As GM stock falls, timing of the government's exit looks shrewd
If the government could investigate itself for insider trading, the timing of a recent stock sale might have triggered a few alerts.
In December, the Treasury Dept. sold the last of its shares in General Motors (GM), wrapping up the controversial bailout that began when GM declared bankruptcy in 2009. Taxpayers ultimately lost about $10 billion on GM, and some critics argued the Treasury could have recouped more of its investment if it held on to its GM shares longer and waited for the price to rise. But now the timing of the sale looks superb, especially since a mushrooming safety controversy — which the government knew about for years but the public didn’t — has been pushing down the value of GM shares.

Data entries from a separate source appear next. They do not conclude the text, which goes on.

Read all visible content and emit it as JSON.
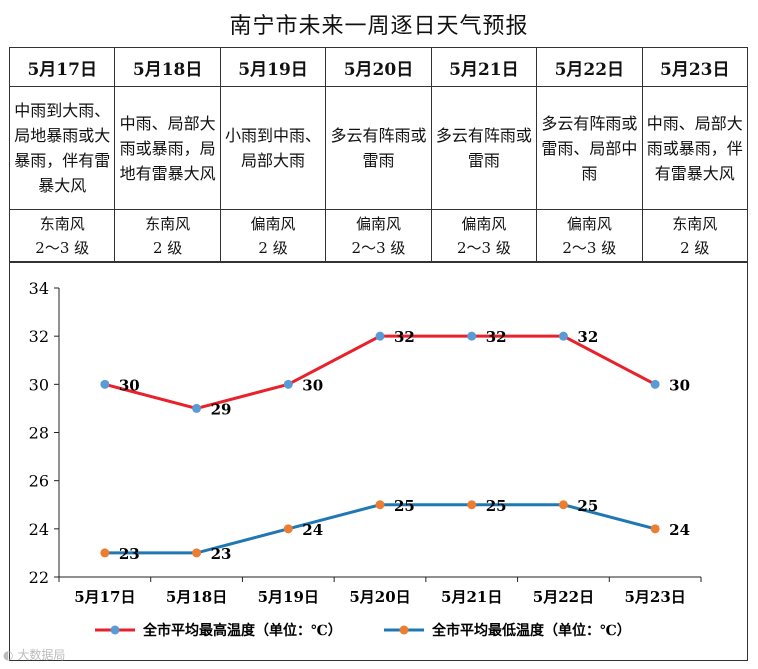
{
  "title": "南宁市未来一周逐日天气预报",
  "days": [
    {
      "date": "5月17日",
      "weather": "中雨到大雨、局地暴雨或大暴雨，伴有雷暴大风",
      "wind_dir": "东南风",
      "wind_level": "2～3 级"
    },
    {
      "date": "5月18日",
      "weather": "中雨、局部大雨或暴雨，局地有雷暴大风",
      "wind_dir": "东南风",
      "wind_level": "2 级"
    },
    {
      "date": "5月19日",
      "weather": "小雨到中雨、局部大雨",
      "wind_dir": "偏南风",
      "wind_level": "2 级"
    },
    {
      "date": "5月20日",
      "weather": "多云有阵雨或雷雨",
      "wind_dir": "偏南风",
      "wind_level": "2～3 级"
    },
    {
      "date": "5月21日",
      "weather": "多云有阵雨或雷雨",
      "wind_dir": "偏南风",
      "wind_level": "2～3 级"
    },
    {
      "date": "5月22日",
      "weather": "多云有阵雨或雷雨、局部中雨",
      "wind_dir": "偏南风",
      "wind_level": "2～3 级"
    },
    {
      "date": "5月23日",
      "weather": "中雨、局部大雨或暴雨，伴有雷暴大风",
      "wind_dir": "东南风",
      "wind_level": "2 级"
    }
  ],
  "chart_data": {
    "type": "line",
    "categories": [
      "5月17日",
      "5月18日",
      "5月19日",
      "5月20日",
      "5月21日",
      "5月22日",
      "5月23日"
    ],
    "series": [
      {
        "name": "全市平均最高温度（单位：℃）",
        "values": [
          30,
          29,
          30,
          32,
          32,
          32,
          30
        ],
        "color": "#e8212b",
        "marker_color": "#5b9bd5"
      },
      {
        "name": "全市平均最低温度（单位：℃）",
        "values": [
          23,
          23,
          24,
          25,
          25,
          25,
          24
        ],
        "color": "#1f78b4",
        "marker_color": "#ed7d31"
      }
    ],
    "ylim": [
      22,
      34
    ],
    "yticks": [
      "22",
      "24",
      "26",
      "28",
      "30",
      "32",
      "34"
    ],
    "grid": false,
    "legend": "bottom"
  },
  "watermark": "大数据局",
  "icon": "watermark-logo-icon"
}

In February, GM announced the recall of about 1.4 million Chevrolet Cobalts, Pontiac G5s and other vehicles for a faulty ignition switch that’s been linked with 13 deaths in 31 crashes. As more information about the safety problem has surfaced, it's become apparent GM knew about it for nearly 10 years and did nothing to fix it, which has now prompted Congress to investigate and the Justice Dept. to consider pressing criminal charges. Had the Treasury held on longer to its GM shares, that could have led to a bizarre situation in which the government ended up investigating and perhaps even prosecuting a large business entity it held a controlling interest in.
A strange situation
The whole situation is weird enough as it is. A chronology of events GM provided to the government’s auto-safety regulator, the National Highway Traffic Safety Administration (NHTSA), shows GM was internally investigating the ignition-switch problem even in the midst of the company’s 2009 bankruptcy filing and government bailout, which gave the Treasury Dept. a 61% ownership stake in GM. There appears to have been a lull in GM’s internal inquiry from 2009 to 2011, but the probe intensified from 2012 to early 2014, leading to GM’s decision to mount a recall in February.

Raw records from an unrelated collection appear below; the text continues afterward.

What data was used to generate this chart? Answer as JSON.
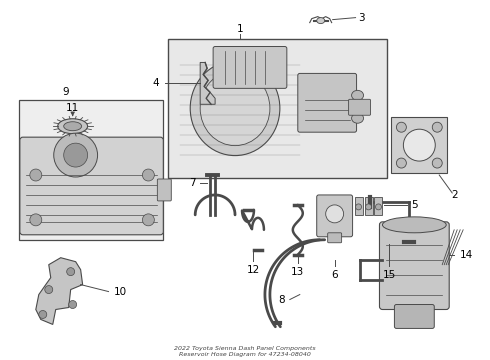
{
  "bg_color": "#ffffff",
  "line_color": "#4a4a4a",
  "fill_color": "#d8d8d8",
  "label_color": "#000000",
  "fig_width": 4.9,
  "fig_height": 3.6,
  "dpi": 100,
  "title": "2022 Toyota Sienna Dash Panel Components\nReservoir Hose Diagram for 47234-08040"
}
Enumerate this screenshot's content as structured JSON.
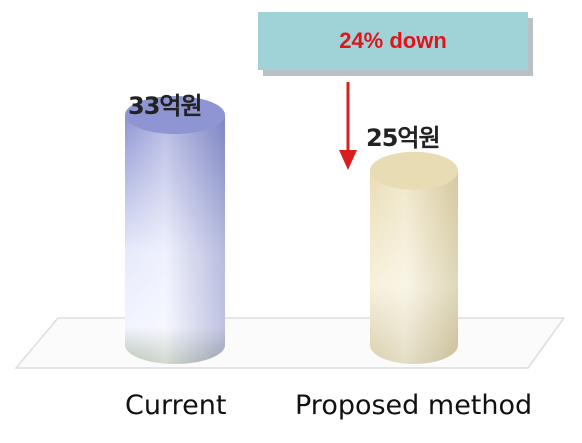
{
  "chart_data": {
    "type": "bar",
    "categories": [
      "Current",
      "Proposed method"
    ],
    "values": [
      33,
      25
    ],
    "value_labels": [
      "33억원",
      "25억원"
    ],
    "ylim": [
      0,
      33
    ],
    "annotation": "24% down",
    "colors": {
      "current": "#9aa0d6",
      "proposed": "#ece2c0",
      "callout_bg": "#9fd3d8",
      "callout_text": "#e1141c",
      "arrow": "#d81e1e"
    }
  }
}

General Motors returned to public markets in November 2010. On Dec. 21, 2012, the Treasury Dept. announced it planned to unload its GM shares over the course of the next 12 to 15 months, and it completed that process by Dec. 9, 2013. During that time, the price of GM shares mostly rose, ranging from about $27 to $41. The peak price in GM's post-bankruptcy era occurred about two weeks after Treasury sold its final GM shares, at the end of 2013. So the Treasury sold as the stock price was rising, finally exiting its position with the share price near its peak — and about to fall.